Participants at the AFN meeting, and the broader body of professionals and community members working on forest management in the region, possess an immense pool of experience to address the issues above.

The meeting organizers hoped to create an opportunity for exchange and synthesis to bring this vast, but scattered, knowledge together to identify common patterns, problems, needs, and solutions, to make them transparent, and to communicate them. The goal of the Asia Forest Network is to facilitate this process. The 80 AFN meeting participants included senior government forestry officers, forestry field staff, researchers, and NGO and community leaders.

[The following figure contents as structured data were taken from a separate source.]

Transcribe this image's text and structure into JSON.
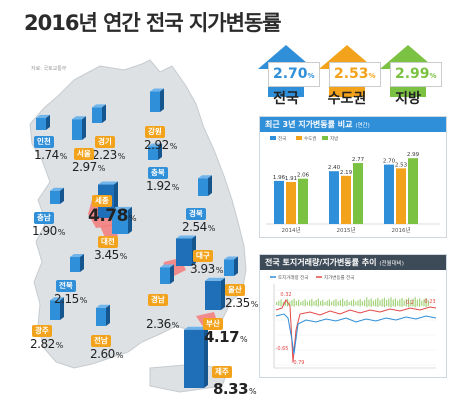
{
  "title": "2016년 연간 전국 지가변동률",
  "source": "자료: 국토교통부",
  "regions": [
    {
      "id": "incheon",
      "name": "인천",
      "value": "1.74",
      "color": "blue"
    },
    {
      "id": "gyeonggi",
      "name": "경기",
      "value": "2.23",
      "color": "orange"
    },
    {
      "id": "seoul",
      "name": "서울",
      "value": "2.97",
      "color": "orange"
    },
    {
      "id": "gangwon",
      "name": "강원",
      "value": "2.92",
      "color": "orange"
    },
    {
      "id": "chungbuk",
      "name": "충북",
      "value": "1.92",
      "color": "blue"
    },
    {
      "id": "sejong",
      "name": "세종",
      "value": "4.78",
      "color": "orange"
    },
    {
      "id": "chungnam",
      "name": "충남",
      "value": "1.90",
      "color": "blue"
    },
    {
      "id": "gyeongbuk",
      "name": "경북",
      "value": "2.54",
      "color": "blue"
    },
    {
      "id": "daejeon",
      "name": "대전",
      "value": "3.45",
      "color": "orange"
    },
    {
      "id": "daegu",
      "name": "대구",
      "value": "3.93",
      "color": "orange"
    },
    {
      "id": "jeonbuk",
      "name": "전북",
      "value": "2.15",
      "color": "blue"
    },
    {
      "id": "ulsan",
      "name": "울산",
      "value": "2.35",
      "color": "orange"
    },
    {
      "id": "gyeongnam",
      "name": "경남",
      "value": "2.36",
      "color": "orange"
    },
    {
      "id": "busan",
      "name": "부산",
      "value": "4.17",
      "color": "orange"
    },
    {
      "id": "gwangju",
      "name": "광주",
      "value": "2.82",
      "color": "orange"
    },
    {
      "id": "jeonnam",
      "name": "전남",
      "value": "2.60",
      "color": "orange"
    },
    {
      "id": "jeju",
      "name": "제주",
      "value": "8.33",
      "color": "orange"
    }
  ],
  "pct": "%",
  "summary": [
    {
      "name": "전국",
      "value": "2.70",
      "color": "#2f8fd8"
    },
    {
      "name": "수도권",
      "value": "2.53",
      "color": "#f2a31b"
    },
    {
      "name": "지방",
      "value": "2.99",
      "color": "#7cc242"
    }
  ],
  "colors": {
    "blue": "#2f8fd8",
    "orange": "#f2a31b",
    "green": "#7cc242",
    "dark": "#3d4a57"
  },
  "chart_data": [
    {
      "type": "bar",
      "title": "최근 3년 지가변동률 비교",
      "title_note": "(연간)",
      "categories": [
        "2014년",
        "2015년",
        "2016년"
      ],
      "series": [
        {
          "name": "전국",
          "values": [
            1.96,
            2.4,
            2.7
          ]
        },
        {
          "name": "수도권",
          "values": [
            1.91,
            2.19,
            2.53
          ]
        },
        {
          "name": "지방",
          "values": [
            2.06,
            2.77,
            2.99
          ]
        }
      ]
    },
    {
      "type": "line",
      "title": "전국 토지거래량/지가변동률 추이",
      "title_note": "(전월대비)",
      "legend": [
        "토지거래량 전국",
        "지가변동률 전국"
      ],
      "annotations": [
        "0.32",
        "-0.65",
        "-0.79",
        "0.2",
        "0.23"
      ]
    }
  ]
}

During Session I each of the eight participating countries briefly summarized the current state of their national forests and forest communities, and described emerging national community forestry policy trends. Panelists Session II reported on India's experiences with community and joint forest management, highlighting social and institutional developments. Senior forest department professionals presented emerging experiences in reorienting staff and procedures, as well as changes in ecological restoration strategies that emphasize community protection and natural regeneration over costly plantation establishment.

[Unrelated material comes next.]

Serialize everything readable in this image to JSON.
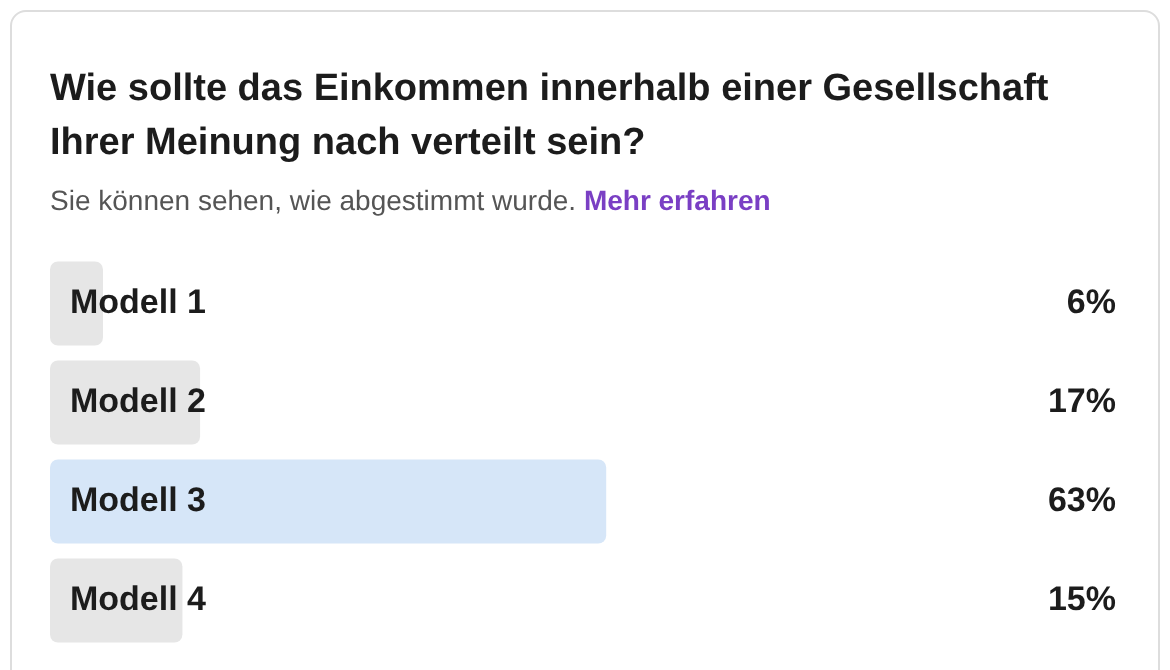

Session III brought together two decades of experience from Nepal and the Philippines in designing and redesigning effective community forestry policy, as well as the challenges Vietnam faces as an economy in transition moving from socialist to private management, while seeking a role for communities. The session also raised important questions regarding the role of donors and development assistance agencies in long-term public forest management transitions.

The plenary sessions provided information for subgroup discussions held in Session IV. The subgroups dealt with six interrelated issues bearing community forest management to identify what is working and what is not. The topics included the components of enabling policies, agency implementation and transition benchmarks, the use of spatial tools for planning and monitoring, experiences with community management in protected areas, the role of micro planning, and ways to ensure equity and gender balance in forest management reallocation processes.

Session V provided country teams with opportunities to caucus and develop action programs for the coming years. Activities outlined by the India group focused on policy initiatives, community support strategies, and developing mechanisms to accelerate and utilize field learning. The Philippines and Indonesian teams worked to create new agendas for their national programs, while the participants from mainland Southeast Asia collaborated in examining common issues and needs of forest ecosystems and ethnic minorities who comprise their upland regions.

This report brings together the materials and ideas presented at Surajkund, drawing from the panels and discussion groups. In compiling this report, the editors also draw on their own field visits, trip reports, and discussions with Network members and other practitioners over the part two years. This report builds on discussions at Surajkund to provide a regional synthesis of community forest management experiences emerging in Asia, highlighting what's working and what's not.